Image analysis makes possible the examination of viable cells that are growing attached to Petri plates, Lab-Tek chambers, or multi-well culture plates. Cells are first labeled with a fluorescent antibody, dye, or probe. This technique is also used for the analysis of tissue sections or cover glass cultures following fixation.

Image analysis differs from flow cytometry in that an image of the cell can be obtained and stored as a computer file whereas with flow cytometry, individual cells are represented by dots and populations of cells by histograms or contour plots.

When investigators bring samples to the ACAS, they are usually interested in either,
 

Single image analysis. In this example, the investigator will usually have cells on a slide or coverslip and will want to know what the fluorescence distribution is. This is rare since the use of a standard fluorescence microscope can often answer this type of question. The advantage of the image analyzer lies in the fact that the fluorescent image can be stored as digitized information for subsequent quantitative analysis.
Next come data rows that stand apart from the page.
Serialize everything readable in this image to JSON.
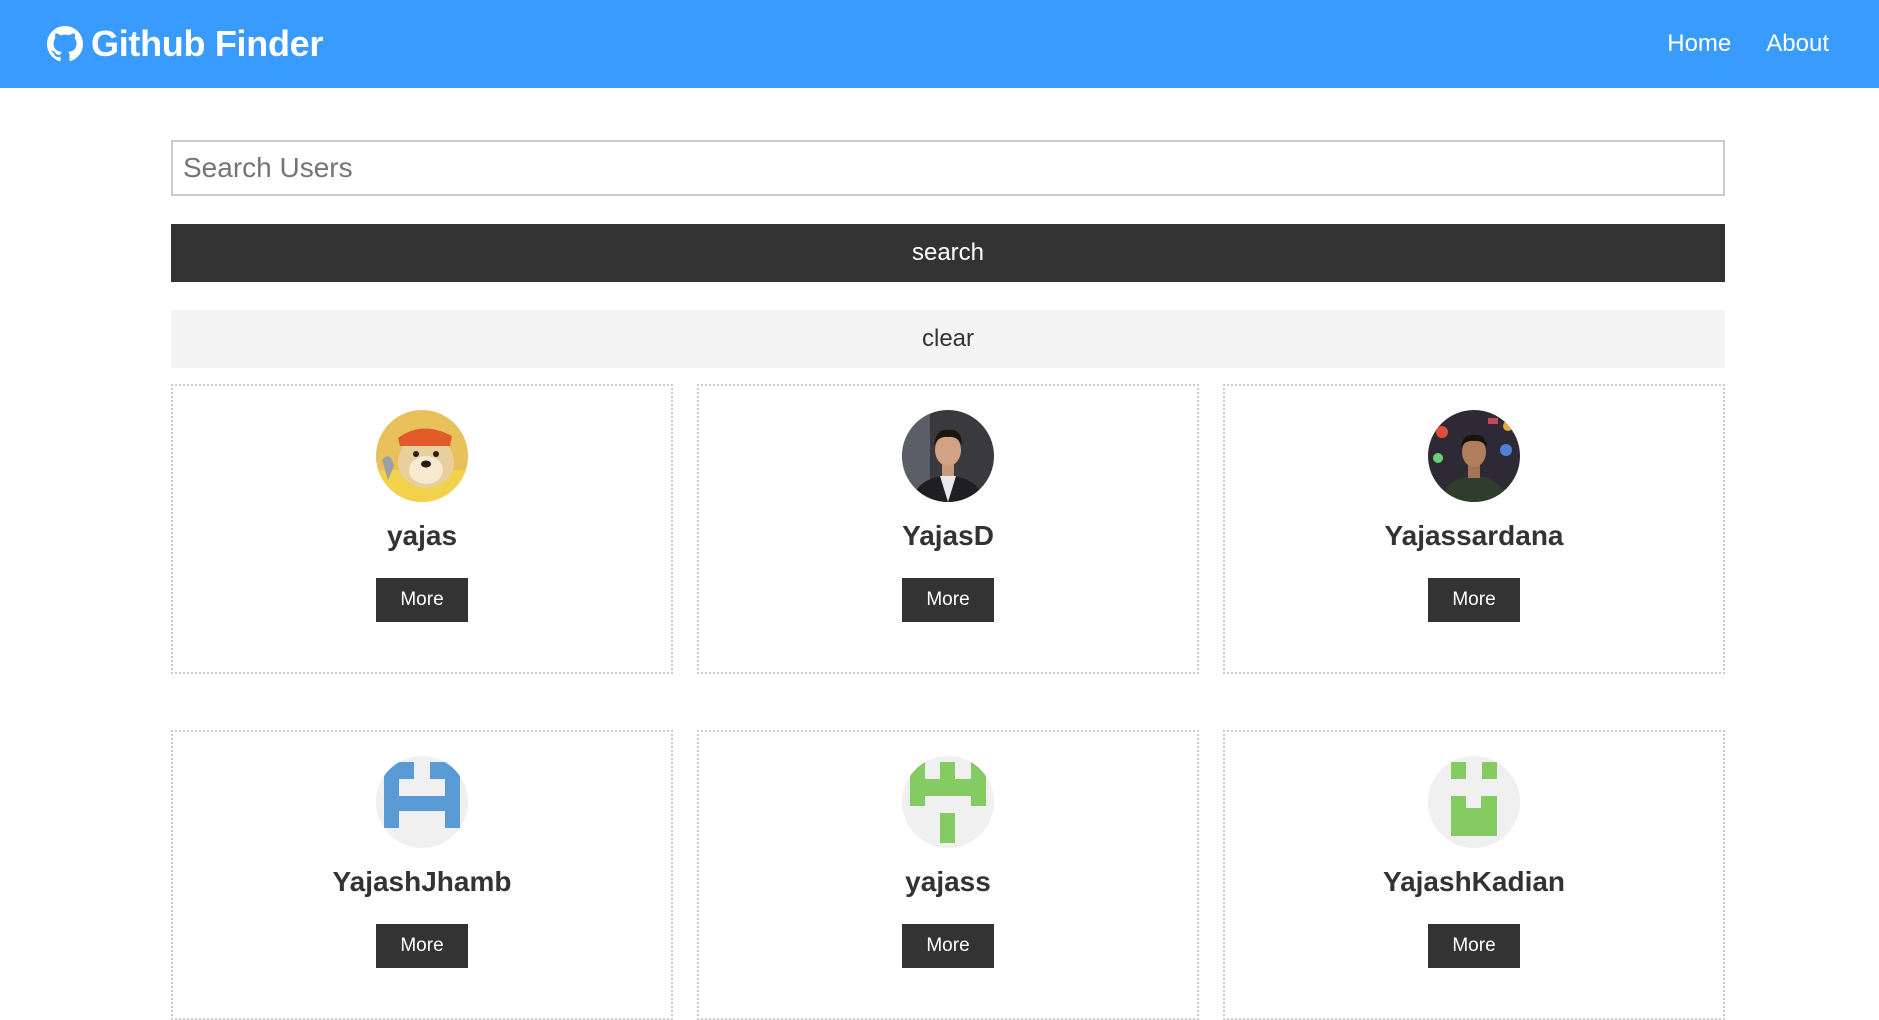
{
  "navbar": {
    "title": "Github Finder",
    "icon": "github-icon",
    "links": [
      "Home",
      "About"
    ]
  },
  "search": {
    "placeholder": "Search Users",
    "value": "",
    "search_label": "search",
    "clear_label": "clear"
  },
  "users": [
    {
      "login": "yajas",
      "more_label": "More",
      "avatar": "doge-avatar"
    },
    {
      "login": "YajasD",
      "more_label": "More",
      "avatar": "photo-avatar"
    },
    {
      "login": "Yajassardana",
      "more_label": "More",
      "avatar": "photo-avatar"
    },
    {
      "login": "YajashJhamb",
      "more_label": "More",
      "avatar": "identicon-avatar"
    },
    {
      "login": "yajass",
      "more_label": "More",
      "avatar": "identicon-avatar"
    },
    {
      "login": "YajashKadian",
      "more_label": "More",
      "avatar": "identicon-avatar"
    }
  ],
  "colors": {
    "navbar": "#3a9bff",
    "dark": "#333333",
    "light": "#f4f4f4",
    "identicon_blue": "#5b9bd5",
    "identicon_green": "#84cc62"
  }
}
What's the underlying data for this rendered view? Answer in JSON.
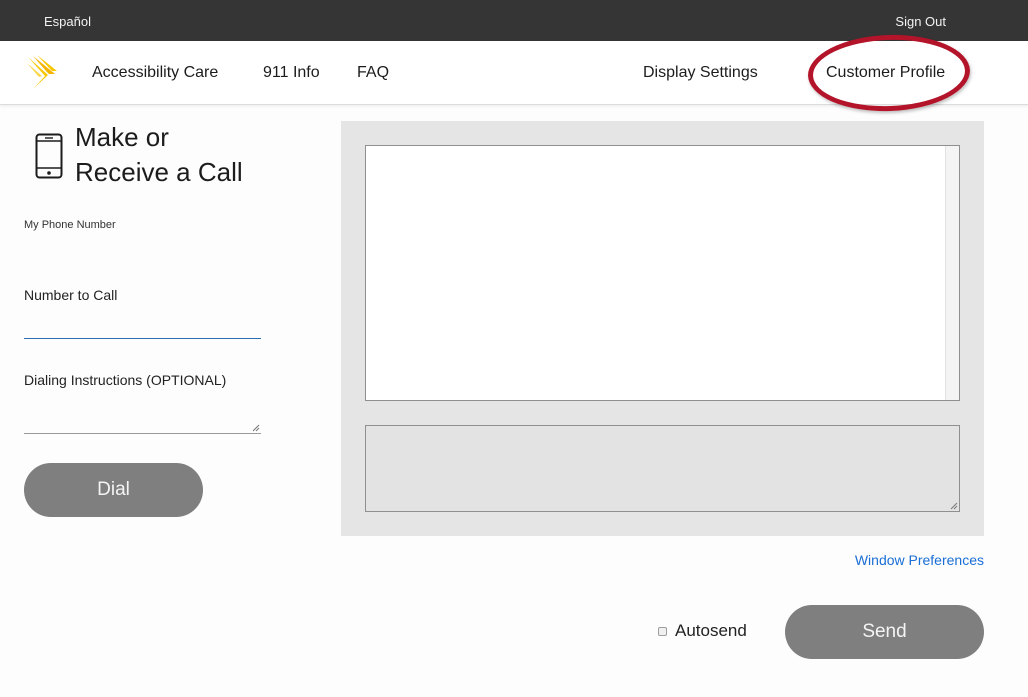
{
  "topbar": {
    "language_link": "Español",
    "sign_out": "Sign Out"
  },
  "nav": {
    "items": [
      {
        "label": "Accessibility Care"
      },
      {
        "label": "911 Info"
      },
      {
        "label": "FAQ"
      },
      {
        "label": "Display Settings"
      },
      {
        "label": "Customer Profile"
      }
    ],
    "highlighted_item": "Customer Profile",
    "highlight_color": "#b3142a"
  },
  "logo": {
    "icon": "sprint-logo-icon",
    "color": "#f7c800"
  },
  "call_panel": {
    "title_line1": "Make or",
    "title_line2": "Receive a Call",
    "icon": "smartphone-icon",
    "my_phone_label": "My Phone Number",
    "my_phone_value": "",
    "number_to_call_label": "Number to Call",
    "number_to_call_value": "",
    "dialing_instructions_label": "Dialing Instructions (OPTIONAL)",
    "dialing_instructions_value": "",
    "dial_button": "Dial"
  },
  "conversation": {
    "transcript_text": "",
    "compose_text": ""
  },
  "footer": {
    "window_preferences": "Window Preferences",
    "autosend_label": "Autosend",
    "autosend_checked": false,
    "send_button": "Send"
  },
  "colors": {
    "topbar": "#353535",
    "button": "#7f7f7f",
    "link": "#1a6ed6",
    "panel": "#e5e5e5"
  }
}
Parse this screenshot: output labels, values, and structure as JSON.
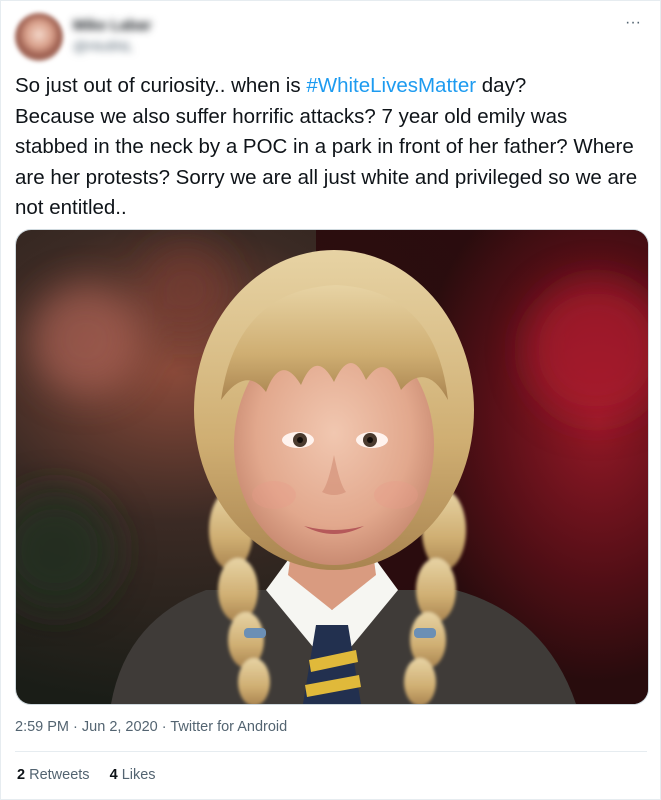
{
  "tweet": {
    "author": {
      "name": "Mike Labar",
      "handle": "@Hiv8NL"
    },
    "more_label": "···",
    "text_before": "So just out of curiosity.. when is ",
    "hashtag": "#WhiteLivesMatter",
    "text_after": " day?\nBecause we also suffer horrific attacks? 7 year old emily was stabbed in the neck by a POC in a park in front of her father? Where are her protests? Sorry we are all just white and privileged so we are not entitled..",
    "time": "2:59 PM",
    "date": "Jun 2, 2020",
    "source": "Twitter for Android",
    "separator": "·",
    "retweets_count": "2",
    "retweets_label": "Retweets",
    "likes_count": "4",
    "likes_label": "Likes"
  },
  "colors": {
    "link": "#1d9bf0",
    "text": "#0f1419",
    "secondary": "#536471",
    "border": "#e6ecf0"
  }
}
Confocal analysis. Used to obtain images with more detail than standard fluorescence microscopy. The result will be either a single image of the cell(s) under investigation or, a series of sections (Z slices) through the entire cell. If Z-slicing is being performed, the slices may be viewed as a matrix in which all of the slices are presented simultaneously in sequence, or the slices may be assembled into a 3D reconstruction of the cell.

Kinetics. Cells are labeled with a fluorescent probe, such as fluo-3 or indo-1 to detect the modulation of intracellular Ca2+, and then examined over time for changes in fluorescence intensity indicative of altered intracellular Ca2+ levels. Altered Ca2+ levels may result from the addition of agonists or ligands under investigation. Analysis may be in the form of image scans, line scans or point scans.

In an image scan, the fluorescence of the entire cell (or cells) is captured so that subcellular distribution can be observed.
Line scans analyze fluorescence only along a pre-determined segment (line) of the cell. The advantage of line scans over image scans is that whereas an image scan may require several seconds for each scan, line scans may be acquired at rates of around 10/sec. With point scans, data can be acquired approximately ten times faster than when line scans are utilized; a disadvantage compared to the line or image scan, is that a much smaller area is analyzed (only one point C an area equivalent to one pixel).